À quelques mois de la présidentielle 2027, le rapport de force reste particulièrement favorable à Marine Le Pen. Dans cette configuration testée par Toluna Harris Interactive pour RTL et M6, la candidate du Rassemblement national recueille 35 % des intentions de vote au premier tour. Son niveau est stable par rapport à la précédente mesure présentée avec cette hypothèse.
Le deuxième rang est beaucoup plus disputé. Jean-Luc Mélenchon atteint 16 %, contre 14 % pour Édouard Philippe. Gabriel Attal, également présent dans le scénario, ne recueille que 8 %. Autrement dit, la présence simultanée des deux anciens Premiers ministres disperse fortement l’électorat du centre et donne à Mélenchon une place qu’il n’occupait pas aussi nettement dans les premières enquêtes consacrées au scrutin.

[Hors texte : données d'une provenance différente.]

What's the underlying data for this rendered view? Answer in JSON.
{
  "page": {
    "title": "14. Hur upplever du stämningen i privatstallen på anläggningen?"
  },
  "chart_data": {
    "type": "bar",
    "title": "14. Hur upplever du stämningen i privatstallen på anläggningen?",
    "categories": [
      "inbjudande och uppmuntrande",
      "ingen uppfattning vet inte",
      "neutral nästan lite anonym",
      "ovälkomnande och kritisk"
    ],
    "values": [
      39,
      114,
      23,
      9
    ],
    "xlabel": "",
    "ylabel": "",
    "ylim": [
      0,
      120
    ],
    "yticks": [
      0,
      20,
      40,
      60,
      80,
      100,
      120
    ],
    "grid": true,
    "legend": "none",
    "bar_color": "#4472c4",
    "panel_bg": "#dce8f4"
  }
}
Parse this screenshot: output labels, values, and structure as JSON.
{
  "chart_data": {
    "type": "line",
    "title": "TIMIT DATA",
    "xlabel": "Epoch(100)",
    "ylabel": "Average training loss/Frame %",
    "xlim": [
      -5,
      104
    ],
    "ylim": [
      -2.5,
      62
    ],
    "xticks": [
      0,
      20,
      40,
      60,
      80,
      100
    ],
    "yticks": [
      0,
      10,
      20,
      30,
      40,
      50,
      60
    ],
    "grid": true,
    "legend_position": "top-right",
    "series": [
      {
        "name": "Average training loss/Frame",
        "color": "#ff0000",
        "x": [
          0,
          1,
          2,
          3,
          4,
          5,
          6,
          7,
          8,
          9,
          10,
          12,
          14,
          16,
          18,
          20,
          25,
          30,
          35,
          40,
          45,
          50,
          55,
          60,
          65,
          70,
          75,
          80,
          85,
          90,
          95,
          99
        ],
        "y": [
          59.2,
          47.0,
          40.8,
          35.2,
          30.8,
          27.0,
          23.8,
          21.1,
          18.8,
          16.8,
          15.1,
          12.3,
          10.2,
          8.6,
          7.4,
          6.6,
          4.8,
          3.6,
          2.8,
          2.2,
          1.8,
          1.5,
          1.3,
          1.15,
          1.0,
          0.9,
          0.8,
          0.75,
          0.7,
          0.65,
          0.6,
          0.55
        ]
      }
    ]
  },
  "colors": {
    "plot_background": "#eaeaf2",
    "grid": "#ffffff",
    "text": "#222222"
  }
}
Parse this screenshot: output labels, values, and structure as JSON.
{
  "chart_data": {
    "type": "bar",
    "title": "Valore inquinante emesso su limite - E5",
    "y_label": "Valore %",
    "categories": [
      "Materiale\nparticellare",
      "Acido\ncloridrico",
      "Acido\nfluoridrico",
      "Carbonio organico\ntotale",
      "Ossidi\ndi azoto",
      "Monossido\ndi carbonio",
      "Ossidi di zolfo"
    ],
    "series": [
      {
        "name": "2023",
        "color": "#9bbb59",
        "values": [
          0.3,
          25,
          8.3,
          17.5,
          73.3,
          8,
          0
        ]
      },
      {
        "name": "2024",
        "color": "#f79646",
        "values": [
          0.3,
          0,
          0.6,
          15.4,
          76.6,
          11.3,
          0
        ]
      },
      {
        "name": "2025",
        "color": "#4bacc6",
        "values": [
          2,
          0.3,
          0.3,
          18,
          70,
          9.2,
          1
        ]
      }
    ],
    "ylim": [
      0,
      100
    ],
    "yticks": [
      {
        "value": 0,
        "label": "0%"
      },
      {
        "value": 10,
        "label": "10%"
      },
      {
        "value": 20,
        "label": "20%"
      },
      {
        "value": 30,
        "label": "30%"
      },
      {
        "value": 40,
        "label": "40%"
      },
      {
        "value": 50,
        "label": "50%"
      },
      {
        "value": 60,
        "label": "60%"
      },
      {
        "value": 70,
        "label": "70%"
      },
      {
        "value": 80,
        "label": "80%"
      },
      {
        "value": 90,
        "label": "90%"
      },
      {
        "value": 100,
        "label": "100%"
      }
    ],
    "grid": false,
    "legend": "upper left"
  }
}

Marine Le Pen garde une avance considérable au premier tour
Avec 35 %, Marine Le Pen dispose de dix-neuf points d’avance sur Jean-Luc Mélenchon, son premier poursuivant dans cette hypothèse. À ce stade, personne ne semble donc réellement en mesure de lui contester la première place. Cela ne signifie évidemment pas que le résultat de l’élection est acquis : une intention de vote mesure un rapport de force au moment où les personnes sont interrogées, dans un scénario précis, avec une liste de candidats qui peut encore évoluer.

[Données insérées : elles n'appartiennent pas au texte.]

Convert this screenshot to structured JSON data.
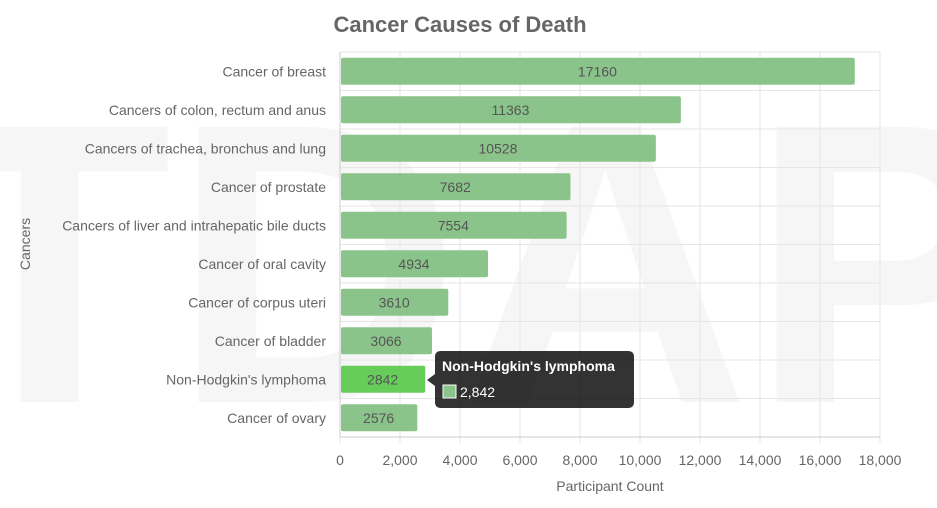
{
  "chart_data": {
    "type": "bar",
    "orientation": "horizontal",
    "title": "Cancer Causes of Death",
    "xlabel": "Participant Count",
    "ylabel": "Cancers",
    "categories": [
      "Cancer of breast",
      "Cancers of colon, rectum and anus",
      "Cancers of trachea, bronchus and lung",
      "Cancer of prostate",
      "Cancers of liver and intrahepatic bile ducts",
      "Cancer of oral cavity",
      "Cancer of corpus uteri",
      "Cancer of bladder",
      "Non-Hodgkin's lymphoma",
      "Cancer of ovary"
    ],
    "values": [
      17160,
      11363,
      10528,
      7682,
      7554,
      4934,
      3610,
      3066,
      2842,
      2576
    ],
    "xlim": [
      0,
      18000
    ],
    "xticks": [
      0,
      2000,
      4000,
      6000,
      8000,
      10000,
      12000,
      14000,
      16000,
      18000
    ],
    "xtick_labels": [
      "0",
      "2,000",
      "4,000",
      "6,000",
      "8,000",
      "10,000",
      "12,000",
      "14,000",
      "16,000",
      "18,000"
    ],
    "grid": true,
    "bar_color": "#8bc48a",
    "highlight_color": "#66cc5a",
    "watermark": "TDAP",
    "tooltip": {
      "category_index": 8,
      "title": "Non-Hodgkin's lymphoma",
      "value_label": "2,842"
    }
  }
}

Le chiffre reste néanmoins important politiquement. La candidature de Marine Le Pen structure déjà la course à l’Élysée et oblige ses adversaires à raisonner davantage en fonction de la qualification au second tour qu’en fonction de la première place. La véritable bataille visible dans ce sondage concerne donc surtout la deuxième position.

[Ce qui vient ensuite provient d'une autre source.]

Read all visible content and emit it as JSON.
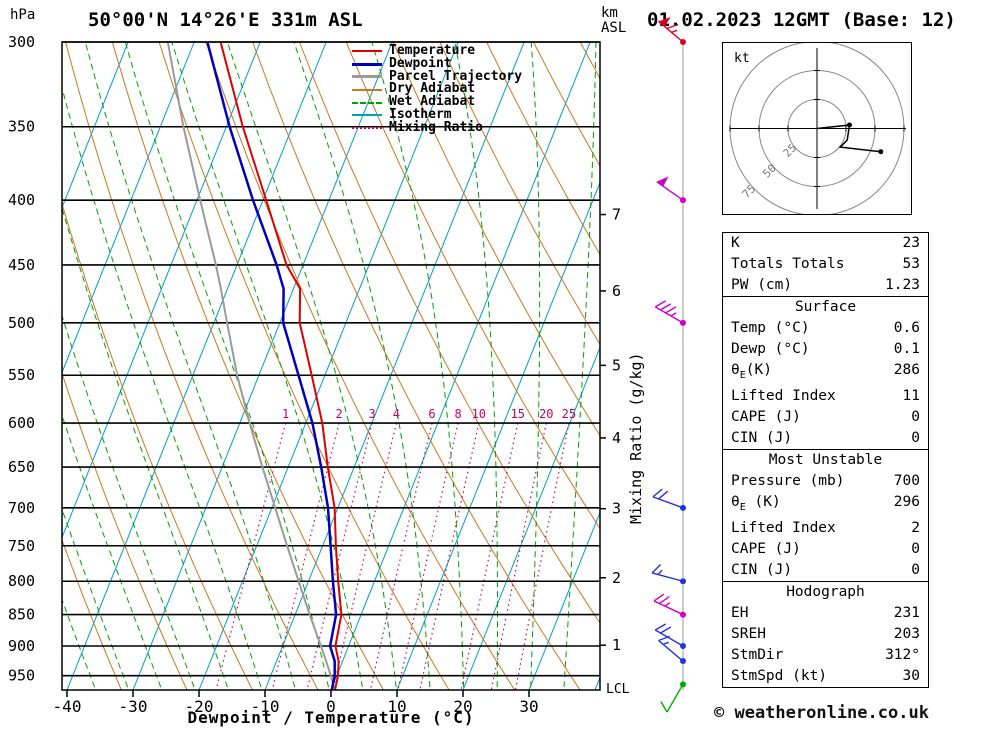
{
  "header": {
    "pressure_unit": "hPa",
    "station": "50°00'N 14°26'E 331m ASL",
    "km": "km",
    "asl": "ASL",
    "datetime": "01.02.2023 12GMT (Base: 12)"
  },
  "legend": {
    "items": [
      {
        "label": "Temperature",
        "color": "#dd0000",
        "style": "solid",
        "width": 2
      },
      {
        "label": "Dewpoint",
        "color": "#0000bb",
        "style": "solid",
        "width": 3
      },
      {
        "label": "Parcel Trajectory",
        "color": "#9a9a9a",
        "style": "solid",
        "width": 3
      },
      {
        "label": "Dry Adiabat",
        "color": "#cc7722",
        "style": "solid",
        "width": 2
      },
      {
        "label": "Wet Adiabat",
        "color": "#00a000",
        "style": "dashed",
        "width": 2
      },
      {
        "label": "Isotherm",
        "color": "#00a0c8",
        "style": "solid",
        "width": 2
      },
      {
        "label": "Mixing Ratio",
        "color": "#cc0066",
        "style": "dotted",
        "width": 2
      }
    ]
  },
  "colors": {
    "temperature": "#dd0000",
    "dewpoint": "#0000bb",
    "parcel": "#9a9a9a",
    "dry_adiabat": "#cc7722",
    "wet_adiabat": "#00a000",
    "isotherm": "#00a0c8",
    "mixing_ratio": "#cc0066",
    "grid": "#000000",
    "barb_axis": "#999999"
  },
  "axes": {
    "pressure_ticks": [
      300,
      350,
      400,
      450,
      500,
      550,
      600,
      650,
      700,
      750,
      800,
      850,
      900,
      950
    ],
    "temperature_ticks": [
      -40,
      -30,
      -20,
      -10,
      0,
      10,
      20,
      30
    ],
    "x_label": "Dewpoint / Temperature (°C)",
    "km_ticks": [
      7,
      6,
      5,
      4,
      3,
      2,
      1
    ],
    "lcl": "LCL",
    "mixing_ratio_axis_label": "Mixing Ratio (g/kg)",
    "mixing_ratio_lines": [
      1,
      2,
      3,
      4,
      6,
      8,
      10,
      15,
      20,
      25
    ]
  },
  "chart_data": {
    "type": "skewt-log-p",
    "pressure_axis": {
      "top_hpa": 300,
      "bottom_hpa": 975,
      "scale": "log"
    },
    "temperature_axis_range_c": [
      -40,
      40
    ],
    "sounding": {
      "pressure": [
        975,
        950,
        925,
        900,
        850,
        800,
        750,
        700,
        650,
        600,
        550,
        500,
        470,
        450,
        400,
        350,
        300
      ],
      "temperature_c": [
        0.6,
        0.2,
        -0.6,
        -2.0,
        -3.0,
        -5.5,
        -8.0,
        -10.5,
        -14.0,
        -17.5,
        -22.0,
        -27.0,
        -29.0,
        -32.5,
        -39.5,
        -47.5,
        -56.0
      ],
      "dewpoint_c": [
        0.1,
        -0.3,
        -1.2,
        -2.8,
        -3.8,
        -6.3,
        -8.8,
        -11.5,
        -15.0,
        -19.0,
        -24.0,
        -29.5,
        -31.5,
        -34.0,
        -41.5,
        -49.5,
        -58.0
      ],
      "parcel_c": [
        0.6,
        -0.9,
        -2.5,
        -4.2,
        -7.8,
        -11.5,
        -15.4,
        -19.5,
        -23.9,
        -28.5,
        -33.3,
        -38.0,
        -41.0,
        -43.2,
        -49.5,
        -56.5,
        -64.0
      ]
    },
    "wind_barbs": [
      {
        "pressure_hpa": 300,
        "speed_kt": 65,
        "dir_deg": 310,
        "color": "#dd0022"
      },
      {
        "pressure_hpa": 400,
        "speed_kt": 50,
        "dir_deg": 305,
        "color": "#cc00cc"
      },
      {
        "pressure_hpa": 500,
        "speed_kt": 35,
        "dir_deg": 300,
        "color": "#cc00cc"
      },
      {
        "pressure_hpa": 700,
        "speed_kt": 20,
        "dir_deg": 290,
        "color": "#2233dd"
      },
      {
        "pressure_hpa": 800,
        "speed_kt": 15,
        "dir_deg": 285,
        "color": "#2233dd"
      },
      {
        "pressure_hpa": 850,
        "speed_kt": 25,
        "dir_deg": 295,
        "color": "#cc00cc"
      },
      {
        "pressure_hpa": 900,
        "speed_kt": 20,
        "dir_deg": 300,
        "color": "#2233dd"
      },
      {
        "pressure_hpa": 925,
        "speed_kt": 15,
        "dir_deg": 310,
        "color": "#2233dd"
      },
      {
        "pressure_hpa": 965,
        "speed_kt": 10,
        "dir_deg": 210,
        "color": "#00aa00"
      }
    ]
  },
  "hodograph": {
    "unit": "kt",
    "rings_kt": [
      25,
      50,
      75
    ],
    "trace_kt": [
      [
        0,
        0
      ],
      [
        28,
        3
      ],
      [
        26,
        -10
      ],
      [
        20,
        -16
      ],
      [
        55,
        -20
      ]
    ],
    "dots_kt": [
      [
        28,
        3
      ],
      [
        55,
        -20
      ]
    ]
  },
  "tables": {
    "indices": {
      "rows": [
        {
          "label": "K",
          "value": "23"
        },
        {
          "label": "Totals Totals",
          "value": "53"
        },
        {
          "label": "PW (cm)",
          "value": "1.23"
        }
      ]
    },
    "surface": {
      "title": "Surface",
      "rows": [
        {
          "label": "Temp (°C)",
          "value": "0.6"
        },
        {
          "label": "Dewp (°C)",
          "value": "0.1"
        },
        {
          "base": "θ",
          "sub": "E",
          "rest": "(K)",
          "value": "286"
        },
        {
          "label": "Lifted Index",
          "value": "11"
        },
        {
          "label": "CAPE (J)",
          "value": "0"
        },
        {
          "label": "CIN (J)",
          "value": "0"
        }
      ]
    },
    "most_unstable": {
      "title": "Most Unstable",
      "rows": [
        {
          "label": "Pressure (mb)",
          "value": "700"
        },
        {
          "base": "θ",
          "sub": "E",
          "rest": " (K)",
          "value": "296"
        },
        {
          "label": "Lifted Index",
          "value": "2"
        },
        {
          "label": "CAPE (J)",
          "value": "0"
        },
        {
          "label": "CIN (J)",
          "value": "0"
        }
      ]
    },
    "hodograph": {
      "title": "Hodograph",
      "rows": [
        {
          "label": "EH",
          "value": "231"
        },
        {
          "label": "SREH",
          "value": "203"
        },
        {
          "label": "StmDir",
          "value": "312°"
        },
        {
          "label": "StmSpd (kt)",
          "value": "30"
        }
      ]
    }
  },
  "footer": {
    "credit": "© weatheronline.co.uk"
  }
}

Mélenchon à 16 %, devant Philippe et Attal
Jean-Luc Mélenchon apparaît à 16 %, un score qui le place devant les deux candidats issus du macronisme testés simultanément. Édouard Philippe obtient 14 %, tandis que Gabriel Attal reste à 8 %. La différence est loin d’être anodine : tant que les deux candidatures se maintiennent, aucun des deux ne parvient à s’installer seul comme le principal adversaire de Marine Le Pen.
Il serait toutefois trompeur d’additionner mécaniquement les 14 % d’Édouard Philippe et les 8 % de Gabriel Attal. Le retrait de l’un des deux ne garantirait pas un transfert intégral de ses électeurs vers l’autre. Une présidentielle se joue aussi sur la personnalité du candidat, la campagne, les alliances et la capacité à mobiliser des électeurs qui peuvent choisir l’abstention ou une autre candidature.
Glucksmann à 10 %, Retailleau recule à 6 %
Derrière les quatre premiers, Raphaël Glucksmann recueille 10 % des intentions de vote, en recul de 0,5 point. Le candidat de Place publique reste donc derrière Mélenchon dans cette photographie électorale. À gauche, l’écart est conséquent : six points séparent les deux hommes, tandis que Marine Tondelier obtient 3 %, en progression d’un point.
À droite, Bruno Retailleau descend à 6 %, soit un point de moins. Entre Marine Le Pen à 35 %, Édouard Philippe à 14 % et les différentes candidatures qui occupent l’espace situé entre le centre et la droite, le candidat LR peine pour l’instant à élargir sa base.